Nu devant la glace (9)

Ce N'est Pas Moi, Ordi Hacké

Quelques heures plus tard, après être passé au marché aux fleurs choisir le plus beau des bouquets, notre homme, sur son 31 flânait jusqu'à chez Héloïse, manière de retarder le moment de sans doute se dire définitivement au revoir. Si elle partait le lendemain de la manière dont elle en parlait, nul doute qu'elle ne voyait de futur avec lui.

Arrivé devant chez elle, il la vit au balcon cigarette en bouche, comme pressée de le voir arriver. Elle lui cria depuis là-haut « La porte est ouverte, et moi je suis bouche bée devant votre élégance ».

Notre homme monta les marches pour rejoindre sa belle. Elle était dans un simple peignoir, les cheveux tout humides, fraîche comme la rosée. Elle sortait visiblement de son bain, ce qui expliquait la zénitude de son visage.

« Vos messages labyrinthes m'ont fortement intrigués. Comme si vous retardiez le moment de nous revoir. J'ai été très surpris seul sur le bateau. Il me manquait compagnie, je vous l'avoue. J'avais grande hâte de vous retrouver.

-       Je suis joueuse, peut-être une façon de me protéger et de fortifier ma personnalité. Et puis pendant notre séparation, je me suis amusée à continuer à vous écrire quelques vers. Voulez-vous les entendre ?

-       Bien entendu ! J'en suis fortement intrigué.

-       Alors asseyez-vous sur le divan après avoir été vous chercher de quoi vous rafraîchir dans le frigo. Pendant ce temps, je vais chercher mes notes.

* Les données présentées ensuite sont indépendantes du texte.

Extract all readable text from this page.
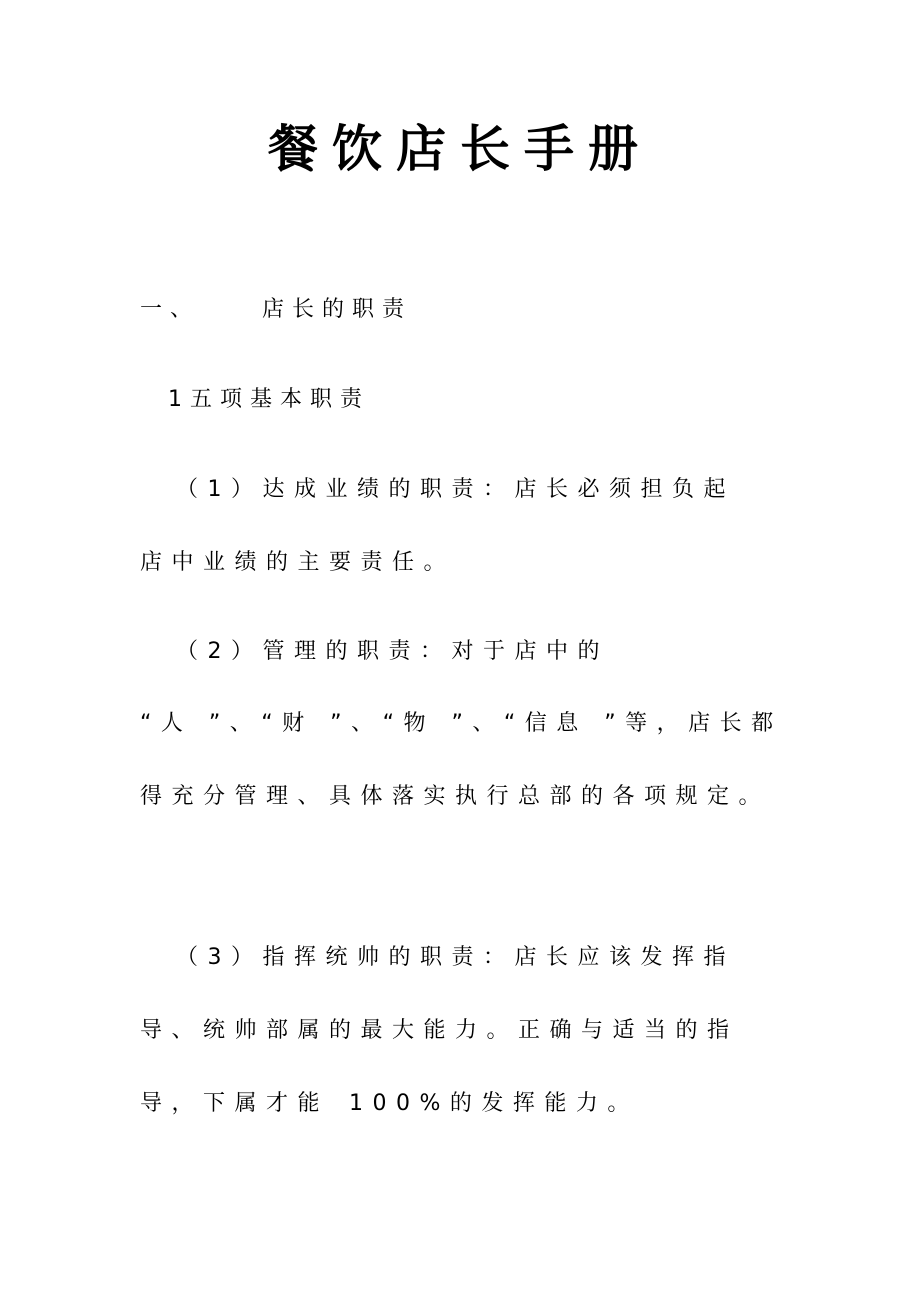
餐饮店长手册
一、	店长的职责
1五项基本职责
（1）达成业绩的职责：店长必须担负起
店中业绩的主要责任。
（2）管理的职责：对于店中的
“人 ”、“财 ”、“物 ”、“信息 ”等，店长都
得充分管理、具体落实执行总部的各项规定。
（3）指挥统帅的职责：店长应该发挥指
导、统帅部属的最大能力。正确与适当的指
导，下属才能 100%的发挥能力。
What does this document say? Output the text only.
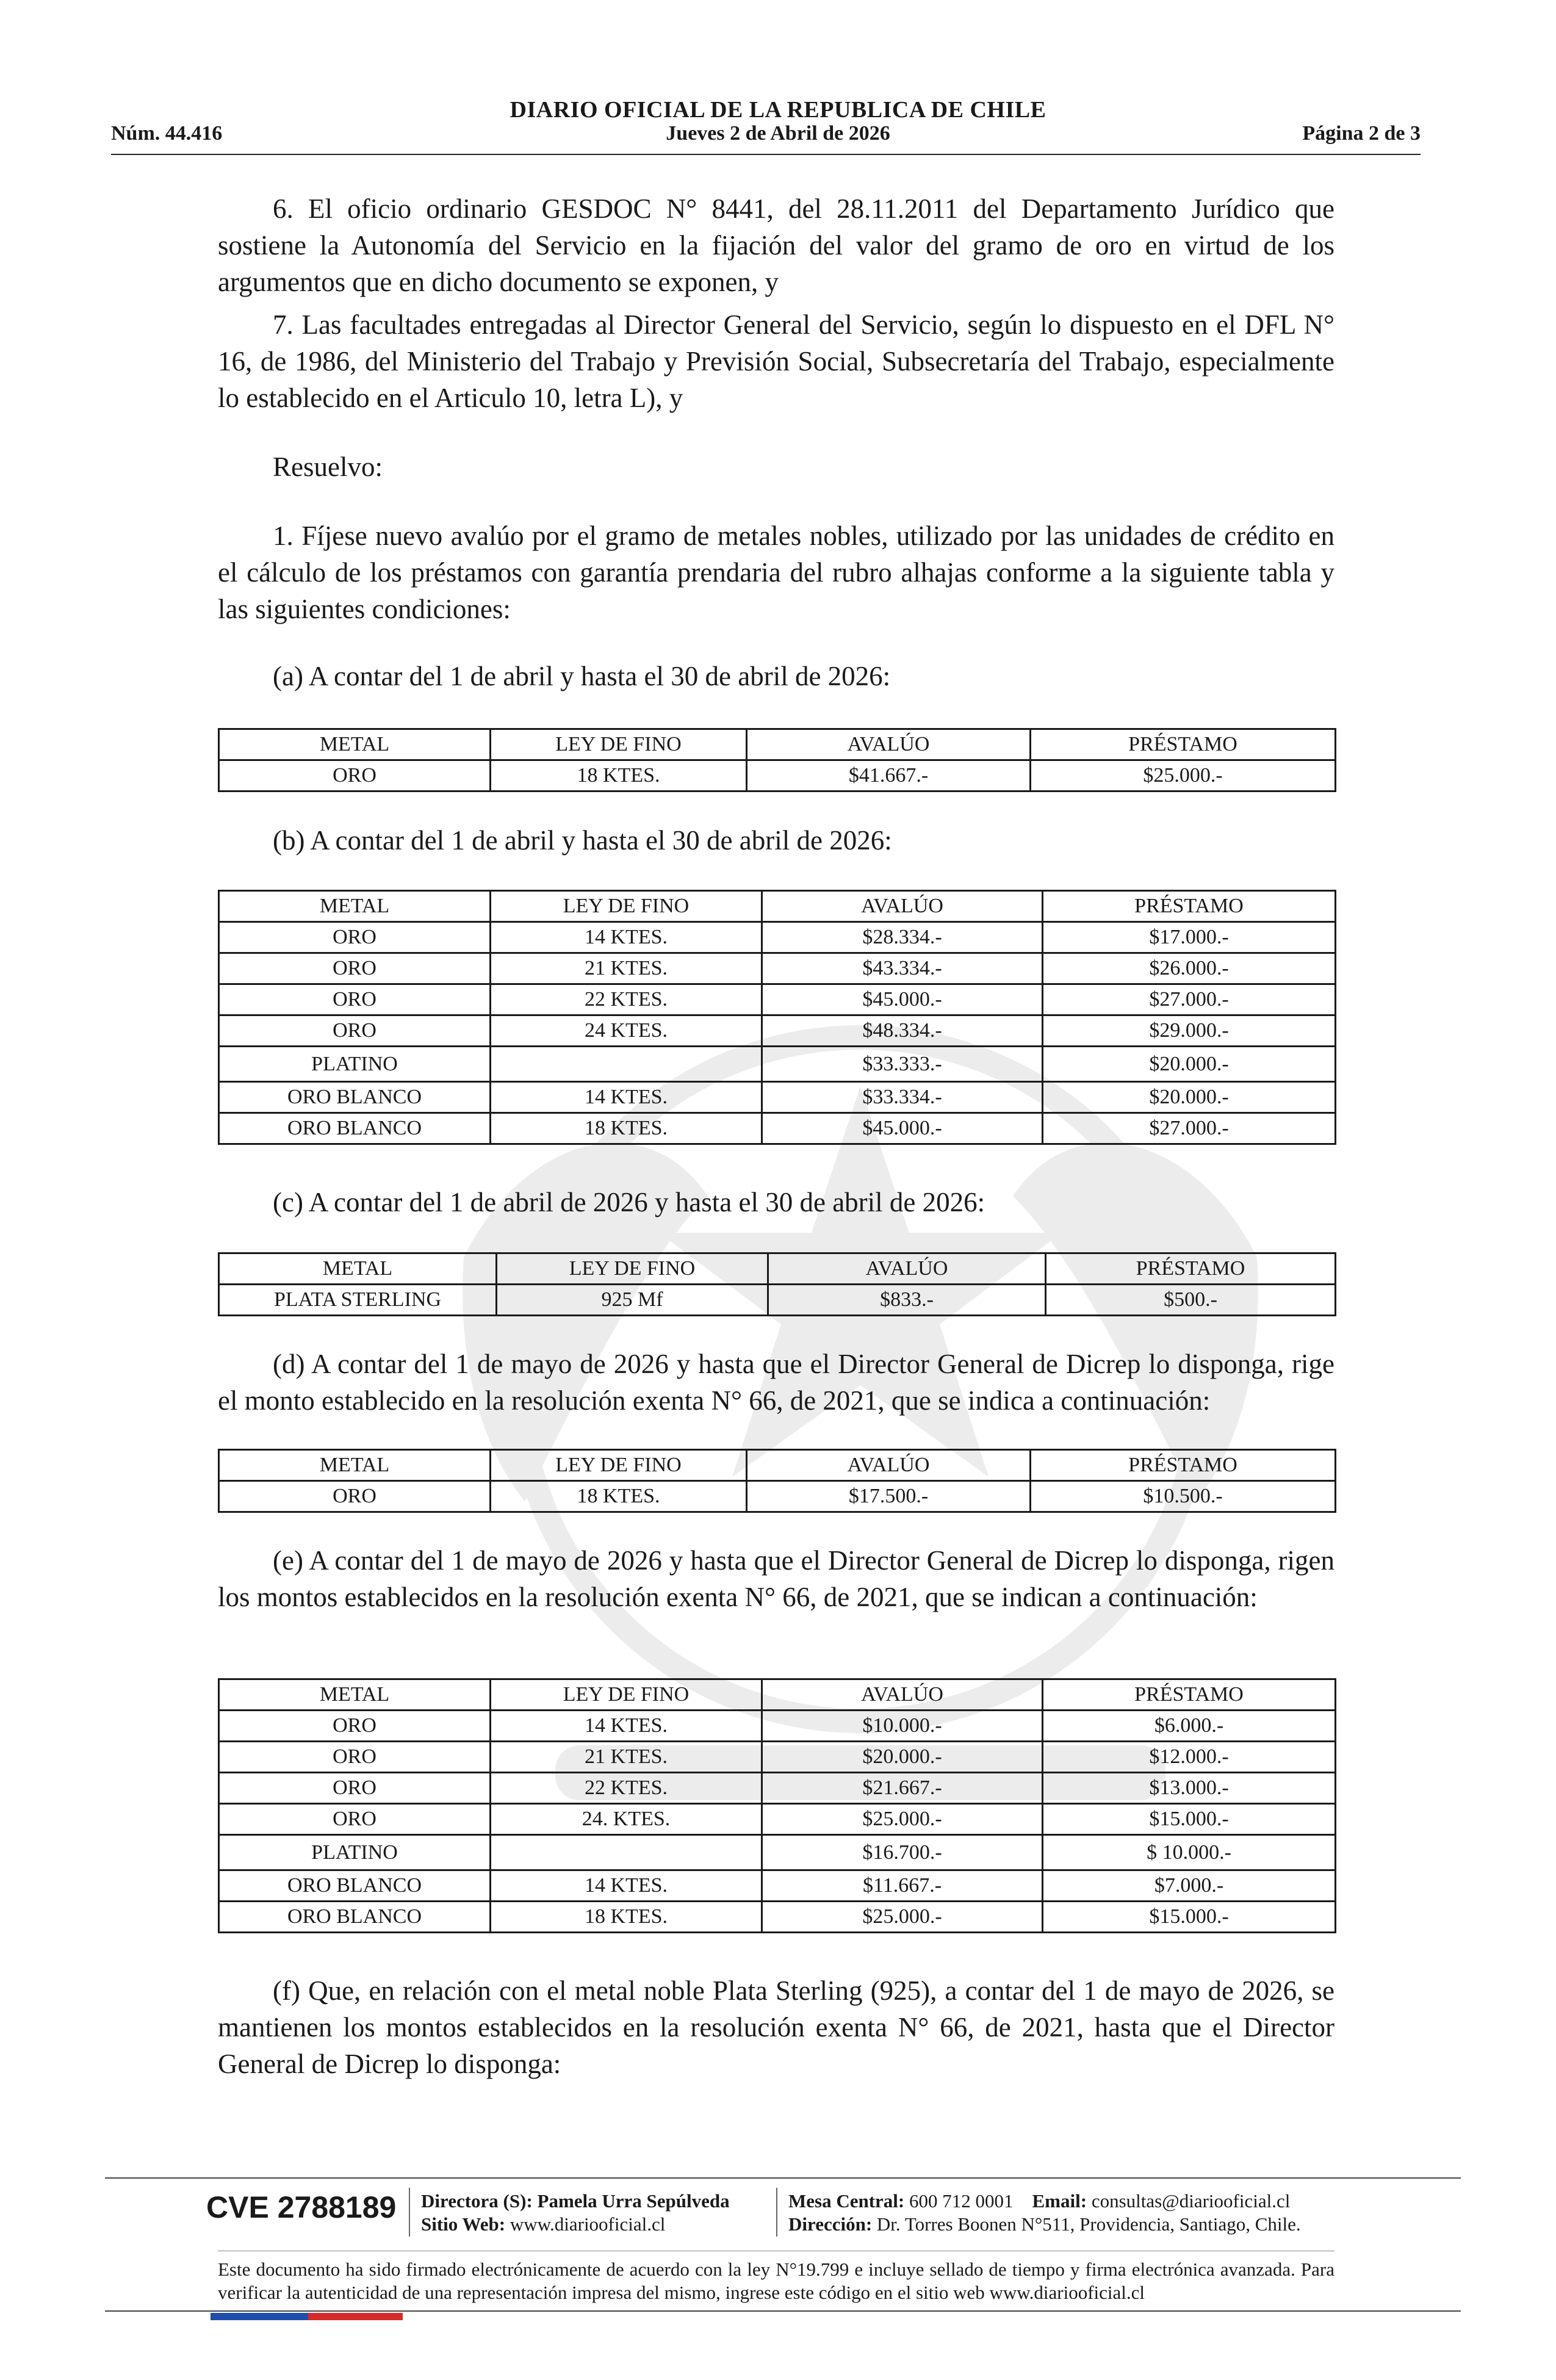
DIARIO OFICIAL DE LA REPUBLICA DE CHILE
Núm. 44.416	Jueves 2 de Abril de 2026	Página 2 de 3
6. El oficio ordinario GESDOC N° 8441, del 28.11.2011 del Departamento Jurídico que sostiene la Autonomía del Servicio en la fijación del valor del gramo de oro en virtud de los argumentos que en dicho documento se exponen, y
7. Las facultades entregadas al Director General del Servicio, según lo dispuesto en el DFL N° 16, de 1986, del Ministerio del Trabajo y Previsión Social, Subsecretaría del Trabajo, especialmente lo establecido en el Articulo 10, letra L), y
Resuelvo:
1. Fíjese nuevo avalúo por el gramo de metales nobles, utilizado por las unidades de crédito en el cálculo de los préstamos con garantía prendaria del rubro alhajas conforme a la siguiente tabla y las siguientes condiciones:
(a) A contar del 1 de abril y hasta el 30 de abril de 2026:
METAL	LEY DE FINO	AVALÚO	PRÉSTAMO
ORO	18 KTES.	$41.667.-	$25.000.-
(b) A contar del 1 de abril y hasta el 30 de abril de 2026:
METAL	LEY DE FINO	AVALÚO	PRÉSTAMO
ORO	14 KTES.	$28.334.-	$17.000.-
ORO	21 KTES.	$43.334.-	$26.000.-
ORO	22 KTES.	$45.000.-	$27.000.-
ORO	24 KTES.	$48.334.-	$29.000.-
PLATINO		$33.333.-	$20.000.-
ORO BLANCO	14 KTES.	$33.334.-	$20.000.-
ORO BLANCO	18 KTES.	$45.000.-	$27.000.-
(c) A contar del 1 de abril de 2026 y hasta el 30 de abril de 2026:
METAL	LEY DE FINO	AVALÚO	PRÉSTAMO
PLATA STERLING	925 Mf	$833.-	$500.-
(d) A contar del 1 de mayo de 2026 y hasta que el Director General de Dicrep lo disponga, rige el monto establecido en la resolución exenta N° 66, de 2021, que se indica a continuación:
METAL	LEY DE FINO	AVALÚO	PRÉSTAMO
ORO	18 KTES.	$17.500.-	$10.500.-
(e) A contar del 1 de mayo de 2026 y hasta que el Director General de Dicrep lo disponga, rigen los montos establecidos en la resolución exenta N° 66, de 2021, que se indican a continuación:
METAL	LEY DE FINO	AVALÚO	PRÉSTAMO
ORO	14 KTES.	$10.000.-	$6.000.-
ORO	21 KTES.	$20.000.-	$12.000.-
ORO	22 KTES.	$21.667.-	$13.000.-
ORO	24. KTES.	$25.000.-	$15.000.-
PLATINO		$16.700.-	$ 10.000.-
ORO BLANCO	14 KTES.	$11.667.-	$7.000.-
ORO BLANCO	18 KTES.	$25.000.-	$15.000.-
(f) Que, en relación con el metal noble Plata Sterling (925), a contar del 1 de mayo de 2026, se mantienen los montos establecidos en la resolución exenta N° 66, de 2021, hasta que el Director General de Dicrep lo disponga:
CVE 2788189 Directora (S): Pamela Urra Sepúlveda
Sitio Web: www.diariooficial.cl
Mesa Central: 600 712 0001 Email: consultas@diariooficial.cl
Dirección: Dr. Torres Boonen N°511, Providencia, Santiago, Chile.
Este documento ha sido firmado electrónicamente de acuerdo con la ley N°19.799 e incluye sellado de tiempo y firma electrónica avanzada. Para verificar la autenticidad de una representación impresa del mismo, ingrese este código en el sitio web www.diariooficial.cl
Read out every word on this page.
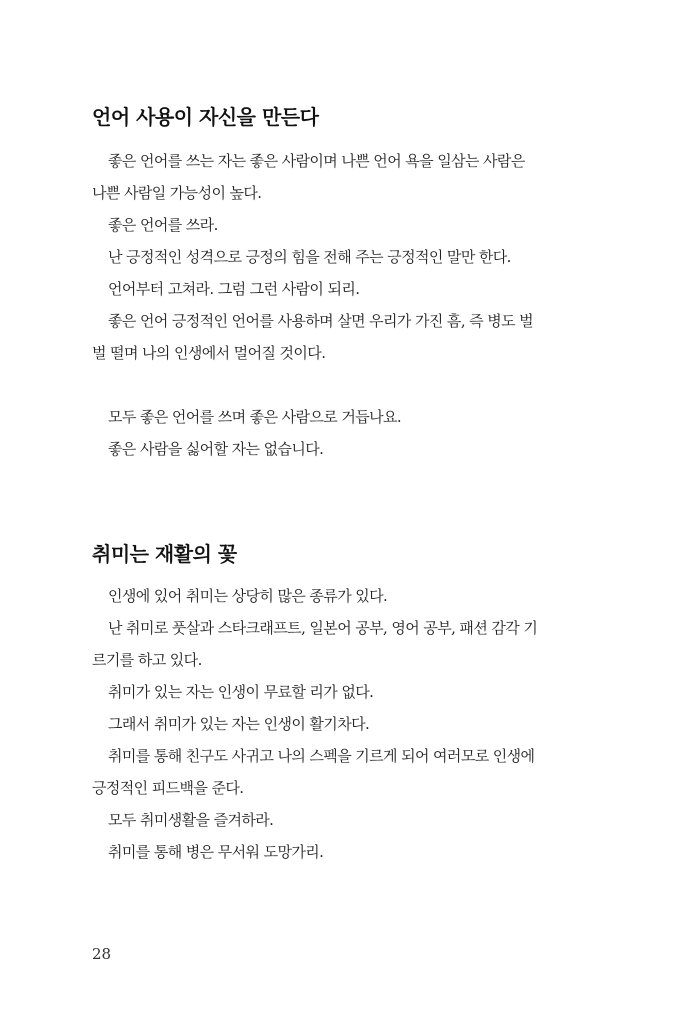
언어 사용이 자신을 만든다
좋은 언어를 쓰는 자는 좋은 사람이며 나쁜 언어 욕을 일삼는 사람은
나쁜 사람일 가능성이 높다.
좋은 언어를 쓰라.
난 긍정적인 성격으로 긍정의 힘을 전해 주는 긍정적인 말만 한다.
언어부터 고쳐라. 그럼 그런 사람이 되리.
좋은 언어 긍정적인 언어를 사용하며 살면 우리가 가진 흠, 즉 병도 벌
벌 떨며 나의 인생에서 멀어질 것이다.
모두 좋은 언어를 쓰며 좋은 사람으로 거듭나요.
좋은 사람을 싫어할 자는 없습니다.
취미는 재활의 꽃
인생에 있어 취미는 상당히 많은 종류가 있다.
난 취미로 풋살과 스타크래프트, 일본어 공부, 영어 공부, 패션 감각 기
르기를 하고 있다.
취미가 있는 자는 인생이 무료할 리가 없다.
그래서 취미가 있는 자는 인생이 활기차다.
취미를 통해 친구도 사귀고 나의 스펙을 기르게 되어 여러모로 인생에
긍정적인 피드백을 준다.
모두 취미생활을 즐겨하라.
취미를 통해 병은 무서워 도망가리.
28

Notre homme profita de l'aubaine pour mieux explorer l'appartement. Une décoration sobre, une lampe de luminothérapie qui éclairait la pièce d'une douceâtre lumière et quelques peintures abstraites. Peu de signes de vie en vérité, pas de photos, pas d'éléments personnifiant l'ensemble. Comme s'il ne s'agissait que d'un appartement de transit.

Brusquement, refit son apparition Héloïse qui le surpris là en pleine contemplation. 

« Et oui, je vis sobrement ici. Mon appartement parisien est plus personnalisé. Je vivais ici avec mon mari, j'essaie désormais d'y faire le vide.

-       Je ne voulais pas être indélicat…

-       Peu importe, je souhaitais vous livrer mes dernières pensées avant de nous quitter…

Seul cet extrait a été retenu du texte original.